We also tried alternative sources of borrowings i.e. hedge funds, “special situations” funds but the cost of borrowings exceeded our estimated cost of equity.
Having said that, market sentiment towards oil and gas industry is improving with the stabilization of Brent oil prices above US$50 per bbl. Hence, Hibiscus Petroleum is currently in discussion with potential lenders to secure borrowing/loans for capital expenditure and working capital purposes. However, we are unable to disclose further information as we have signed confidentiality agreements with these potential lenders.
14 September 2017
Income generated by Anasuria Hibiscus UK Limited via the sale of crude oil and gas from the Anasuria Cluster is subject to taxation in the United Kingdom. Such taxable income is subject to 30% corporation tax and 10% supplementary charge. The accounting profit (in this case, the profit before taxation) and taxable income can be different in certain reporting periods because of the differences in principles approved for financial reporting and tax filing.
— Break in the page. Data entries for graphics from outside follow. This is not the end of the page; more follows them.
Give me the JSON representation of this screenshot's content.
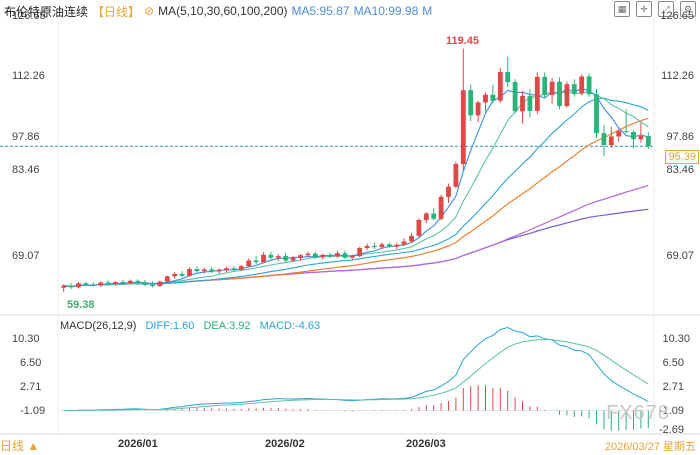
{
  "header": {
    "title": "布伦特原油连续",
    "period": "【日线】",
    "ma_label": "MA(5,10,30,60,100,200)",
    "ma5": "MA5:95.87",
    "ma10": "MA10:99.98",
    "ma_more": "M"
  },
  "toolbar": {
    "icons": [
      "grid-icon",
      "crosshair-icon",
      "expand-icon",
      "settings-icon"
    ]
  },
  "price_axis": {
    "ticks": [
      "126.65",
      "112.26",
      "97.86",
      "83.46",
      "69.07"
    ]
  },
  "current_price": "95.39",
  "high_label": "119.45",
  "low_label": "59.38",
  "macd": {
    "label": "MACD(26,12,9)",
    "diff": "DIFF:1.60",
    "dea": "DEA:3.92",
    "macd": "MACD:-4.63",
    "ticks_left": [
      "10.30",
      "6.50",
      "2.71",
      "-1.09"
    ],
    "ticks_right": [
      "10.30",
      "6.50",
      "2.71",
      "-1.09",
      "-2.69"
    ]
  },
  "x_axis": {
    "ticks": [
      "2026/01",
      "2026/02",
      "2026/03"
    ]
  },
  "period_selector": "日线",
  "date_label": "2026/03/27 星期五",
  "watermark": "FX678",
  "colors": {
    "up": "#e04848",
    "down": "#2bb37a",
    "ma5": "#3a8ee6",
    "ma10": "#5cc3a7",
    "ma30": "#2aa3d9",
    "ma60": "#f07f2f",
    "ma100": "#b667d9",
    "ma200": "#7b5cd6",
    "diff": "#2aa3d9",
    "dea": "#5cc3a7"
  },
  "chart_data": {
    "type": "candlestick",
    "title": "布伦特原油连续",
    "ylim": [
      55,
      128
    ],
    "candles": [
      [
        60.5,
        61.4,
        59.4,
        61.0
      ],
      [
        61.0,
        61.7,
        60.2,
        60.6
      ],
      [
        60.6,
        61.9,
        60.3,
        61.6
      ],
      [
        61.6,
        62.0,
        61.0,
        61.3
      ],
      [
        61.3,
        61.8,
        60.8,
        61.1
      ],
      [
        61.1,
        62.0,
        60.7,
        61.8
      ],
      [
        61.8,
        62.3,
        61.0,
        61.4
      ],
      [
        61.4,
        62.1,
        61.0,
        61.9
      ],
      [
        61.9,
        62.4,
        61.3,
        61.6
      ],
      [
        61.6,
        62.5,
        61.4,
        62.2
      ],
      [
        62.2,
        62.6,
        61.4,
        61.8
      ],
      [
        61.8,
        62.4,
        60.9,
        61.2
      ],
      [
        61.2,
        62.1,
        60.6,
        60.9
      ],
      [
        60.9,
        62.3,
        60.7,
        62.0
      ],
      [
        62.0,
        63.5,
        61.8,
        63.3
      ],
      [
        63.3,
        64.4,
        62.7,
        63.9
      ],
      [
        63.9,
        64.6,
        63.1,
        63.4
      ],
      [
        63.4,
        65.5,
        63.2,
        65.1
      ],
      [
        65.1,
        65.8,
        64.2,
        64.6
      ],
      [
        64.6,
        65.4,
        64.0,
        65.0
      ],
      [
        65.0,
        65.6,
        64.1,
        64.5
      ],
      [
        64.5,
        65.3,
        63.9,
        64.9
      ],
      [
        64.9,
        65.7,
        64.3,
        65.3
      ],
      [
        65.3,
        65.8,
        64.6,
        64.9
      ],
      [
        64.9,
        66.1,
        64.7,
        65.8
      ],
      [
        65.8,
        67.7,
        65.5,
        67.2
      ],
      [
        67.2,
        68.3,
        66.3,
        66.8
      ],
      [
        66.8,
        69.2,
        66.5,
        68.6
      ],
      [
        68.6,
        69.3,
        67.5,
        67.9
      ],
      [
        67.9,
        68.7,
        67.1,
        68.3
      ],
      [
        68.3,
        69.1,
        66.7,
        67.2
      ],
      [
        67.2,
        68.4,
        66.9,
        67.9
      ],
      [
        67.9,
        68.8,
        67.2,
        68.5
      ],
      [
        68.5,
        69.4,
        68.0,
        68.9
      ],
      [
        68.9,
        69.3,
        67.6,
        68.1
      ],
      [
        68.1,
        68.9,
        67.5,
        68.6
      ],
      [
        68.6,
        69.2,
        67.8,
        68.2
      ],
      [
        68.2,
        69.5,
        67.9,
        69.0
      ],
      [
        69.0,
        69.6,
        67.6,
        67.9
      ],
      [
        67.9,
        68.6,
        67.3,
        68.3
      ],
      [
        68.3,
        70.6,
        68.0,
        70.3
      ],
      [
        70.3,
        71.4,
        69.8,
        70.8
      ],
      [
        70.8,
        71.6,
        70.0,
        70.5
      ],
      [
        70.5,
        71.7,
        70.2,
        71.2
      ],
      [
        71.2,
        71.6,
        70.3,
        70.6
      ],
      [
        70.6,
        71.6,
        70.0,
        71.1
      ],
      [
        71.1,
        72.6,
        70.8,
        71.9
      ],
      [
        71.9,
        74.0,
        71.6,
        73.3
      ],
      [
        73.3,
        77.6,
        73.0,
        77.2
      ],
      [
        77.2,
        79.2,
        76.4,
        78.8
      ],
      [
        78.8,
        80.1,
        77.1,
        77.5
      ],
      [
        77.5,
        83.4,
        77.1,
        82.9
      ],
      [
        82.9,
        86.2,
        81.4,
        85.4
      ],
      [
        85.4,
        91.6,
        85.0,
        91.0
      ],
      [
        91.0,
        119.5,
        89.3,
        109.2
      ],
      [
        109.2,
        110.6,
        101.6,
        103.0
      ],
      [
        103.0,
        106.6,
        101.3,
        106.2
      ],
      [
        106.2,
        108.6,
        104.0,
        108.1
      ],
      [
        108.1,
        110.6,
        106.0,
        106.6
      ],
      [
        106.6,
        114.7,
        106.1,
        113.7
      ],
      [
        113.7,
        117.5,
        110.0,
        111.2
      ],
      [
        111.2,
        111.9,
        103.5,
        104.0
      ],
      [
        104.0,
        109.0,
        101.0,
        107.8
      ],
      [
        107.8,
        109.5,
        102.5,
        104.1
      ],
      [
        104.1,
        113.6,
        103.4,
        112.5
      ],
      [
        112.5,
        113.6,
        107.3,
        108.0
      ],
      [
        108.0,
        112.2,
        105.9,
        111.3
      ],
      [
        111.3,
        112.4,
        104.5,
        105.3
      ],
      [
        105.3,
        111.4,
        104.9,
        110.7
      ],
      [
        110.7,
        111.9,
        107.6,
        108.4
      ],
      [
        108.4,
        113.1,
        107.9,
        112.6
      ],
      [
        112.6,
        113.3,
        107.6,
        108.2
      ],
      [
        108.2,
        109.5,
        97.4,
        98.6
      ],
      [
        98.6,
        100.6,
        92.9,
        95.7
      ],
      [
        95.7,
        100.2,
        95.0,
        97.8
      ],
      [
        97.8,
        99.6,
        96.5,
        99.1
      ],
      [
        99.1,
        104.5,
        98.5,
        98.9
      ],
      [
        98.9,
        99.3,
        94.9,
        97.1
      ],
      [
        97.1,
        101.3,
        96.3,
        97.9
      ],
      [
        97.9,
        98.9,
        94.7,
        95.4
      ]
    ],
    "ma_values": [
      {
        "name": "MA5",
        "value": 95.87
      },
      {
        "name": "MA10",
        "value": 99.98
      }
    ],
    "high": 119.45,
    "low": 59.38,
    "last": 95.39
  }
}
In addition, provision for taxation at the end of each accounting period is pro-rated based on latest available information of the total tax obligations for the full financial year.
14 June 2017
Announcement of quarterly results for each financial quarter is due not later than 2 months from the end of the quarter. For example, the announcement of the quarterly results for the quarter ended 31 March 2017 is due not later than 31 May 2017.
19 May 2017
Crude Oil is a naturally occuring unrefined petroleum product. The Company produces crude oil from the Anasuria Cluster of producing fields offshore United Kingdom in the central North Sea.
Brent is a benchmark crude which is a crude oil that serves as a reference price for buyers and sellers of crude oil. Currently there are three primary benchmarks globally, which are:-
Hibiscus Petroleum uses Brent as a reference price for Anasuria because the quality and type of crude oil produced by the Anasuria Cluster is close to Brent.